Gold steadies below 2-month high as global shares inched lower
Spot gold was up 0.1 percent at $1,315.95 an ounce by 1424 GMT
Gold steadied below a two-month high on Monday as global shares inched lower and the Iraq crisis intensified, supporting the metal's appeal as a hedge against risk.
Sunni tribes took control of a border crossing between Iraq and Jordan late on Sunday after Iraq's army pulled out of the area following a clash with rebels, Iraqi and Jordanian intelligence sources said.
Spot gold was up 0.1 percent at $1,315.95 an ounce by 1424 GMT. The metal posted its biggest weekly gain in three months last week to a two-month high of $1,321.90 in the previous session.
U.S. gold futures for August delivery were flat at $1,316.40 an ounce.
“Gold's rally to 2-month highs is overdone... but people are not really taking profits because of the uncertainty surrounding the situation in Iraq,” VTB Capital analyst Andrey Kryuchenkov said. “It's general risk aversion that is helping the metal.”
Gold was supported above $1,300 an ounce by weaker global stocks after euro zone business activity data showed growth slowing, while the dollar remained under pressure against a basket of currencies despite U.S. data showing stronger-than-expected existing home sales for May.

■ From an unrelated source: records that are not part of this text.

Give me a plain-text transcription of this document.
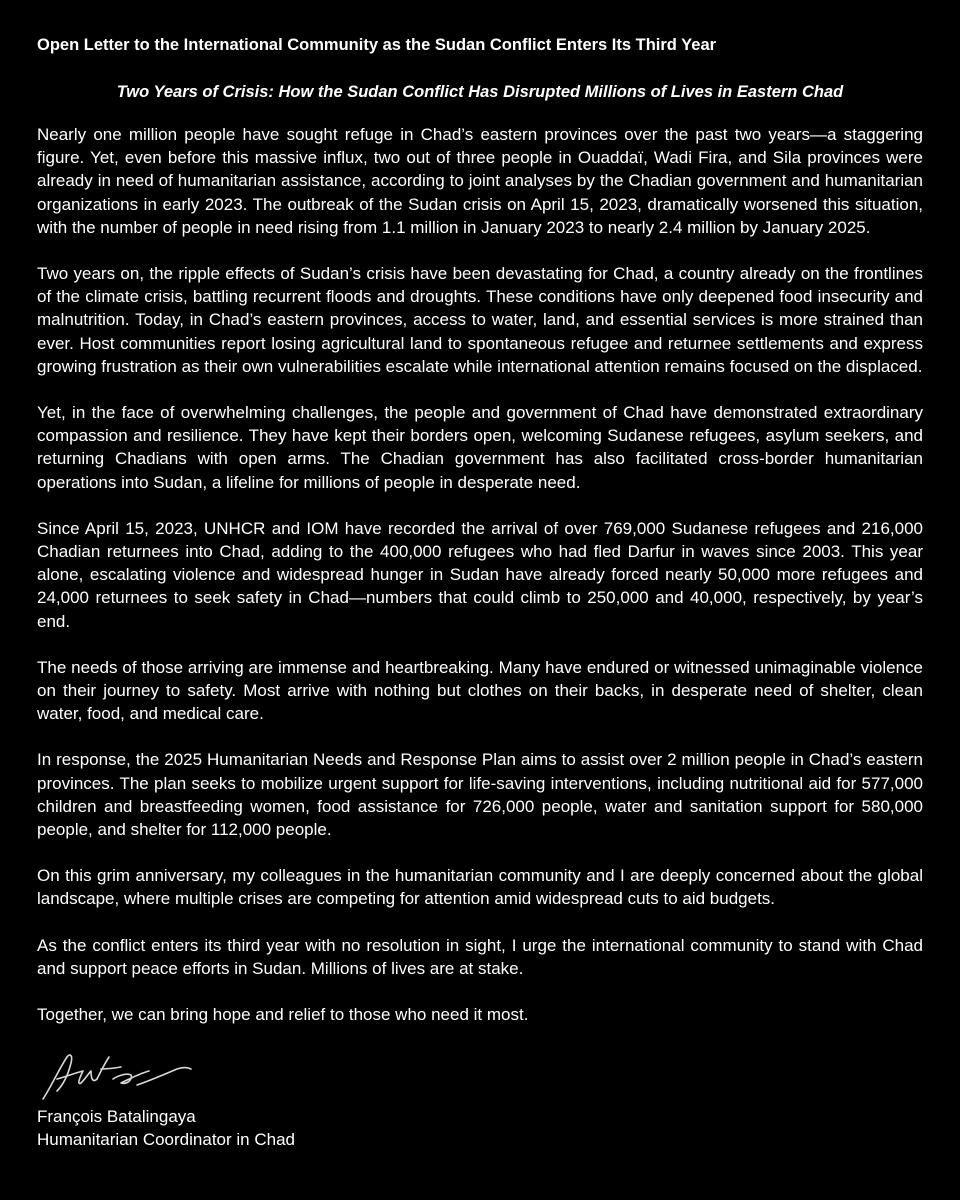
Open Letter to the International Community as the Sudan Conflict Enters Its Third Year
Two Years of Crisis: How the Sudan Conflict Has Disrupted Millions of Lives in Eastern Chad

Nearly one million people have sought refuge in Chad’s eastern provinces over the past two years—a staggering figure. Yet, even before this massive influx, two out of three people in Ouaddaï, Wadi Fira, and Sila provinces were already in need of humanitarian assistance, according to joint analyses by the Chadian government and humanitarian organizations in early 2023. The outbreak of the Sudan crisis on April 15, 2023, dramatically worsened this situation, with the number of people in need rising from 1.1 million in January 2023 to nearly 2.4 million by January 2025.

Two years on, the ripple effects of Sudan’s crisis have been devastating for Chad, a country already on the frontlines of the climate crisis, battling recurrent floods and droughts. These conditions have only deepened food insecurity and malnutrition. Today, in Chad’s eastern provinces, access to water, land, and essential services is more strained than ever. Host communities report losing agricultural land to spontaneous refugee and returnee settlements and express growing frustration as their own vulnerabilities escalate while international attention remains focused on the displaced.

Yet, in the face of overwhelming challenges, the people and government of Chad have demonstrated extraordinary compassion and resilience. They have kept their borders open, welcoming Sudanese refugees, asylum seekers, and returning Chadians with open arms. The Chadian government has also facilitated cross-border humanitarian operations into Sudan, a lifeline for millions of people in desperate need.

Since April 15, 2023, UNHCR and IOM have recorded the arrival of over 769,000 Sudanese refugees and 216,000 Chadian returnees into Chad, adding to the 400,000 refugees who had fled Darfur in waves since 2003. This year alone, escalating violence and widespread hunger in Sudan have already forced nearly 50,000 more refugees and 24,000 returnees to seek safety in Chad—numbers that could climb to 250,000 and 40,000, respectively, by year’s end.

The needs of those arriving are immense and heartbreaking. Many have endured or witnessed unimaginable violence on their journey to safety. Most arrive with nothing but clothes on their backs, in desperate need of shelter, clean water, food, and medical care.

In response, the 2025 Humanitarian Needs and Response Plan aims to assist over 2 million people in Chad’s eastern provinces. The plan seeks to mobilize urgent support for life-saving interventions, including nutritional aid for 577,000 children and breastfeeding women, food assistance for 726,000 people, water and sanitation support for 580,000 people, and shelter for 112,000 people.

On this grim anniversary, my colleagues in the humanitarian community and I are deeply concerned about the global landscape, where multiple crises are competing for attention amid widespread cuts to aid budgets.

As the conflict enters its third year with no resolution in sight, I urge the international community to stand with Chad and support peace efforts in Sudan. Millions of lives are at stake.

Together, we can bring hope and relief to those who need it most.

François Batalingaya
Humanitarian Coordinator in Chad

“In stock markets, we had a new record high last week but we are seeing a bit of a wobble today ...and any further weakness could lend further support but not enough to justify another rally,” Saxo Bank senior manager Ole Hansen said.
Investors tend to seek refuge into safe havens like gold from riskier assets in times of geopolitical or financial troubles, while a weaker dollar makes the dollar-denominated metal less expensive for foreign investors.
Hedge funds and money managers increased their bullish bets in gold futures and options in the week to June 17 as bullion prices climbed, according to data from the Commodity Futures Trading Commission on Friday.
With the higher prices, physical demand from top consumers China and India has been slow to pick up.
Traders said physical demand across Asia has been subdued as many expect gold prices to fall further.
Demand is also being hurt by large purchases last year, when gold prices fell 28 percent, and earlier this year.
“There is underlying support from the geopolitical tensions in the Middle East, but with Wall Street near record highs, risk appetite looks strong and that is hurting gold,” said a precious metals trader in Hong Kong.
“Without strong demand either from the physical markets or from exchange-traded funds, the gold rally is not going to last.”
Platinum, palladium fall
Platinum and palladium dropped by around one percent to session lows after South Africa's striking AMCU mining union on Monday met its members to discuss the latest offer from Anglo American Platinum, Impala Platinum and Lonmin aimed at ending the country's longest and costliest strike.
Lonmin said it expects to receive feedback from the union after the meeting is concluded.
Platinum fell 1 percent to $1,442.40 an ounce, while palladium dropped 0.6 percent to $812.00 an ounce.
Silver was unchanged at $20.85 an ounce after jumping 6.3 percent last week, its biggest gain since February.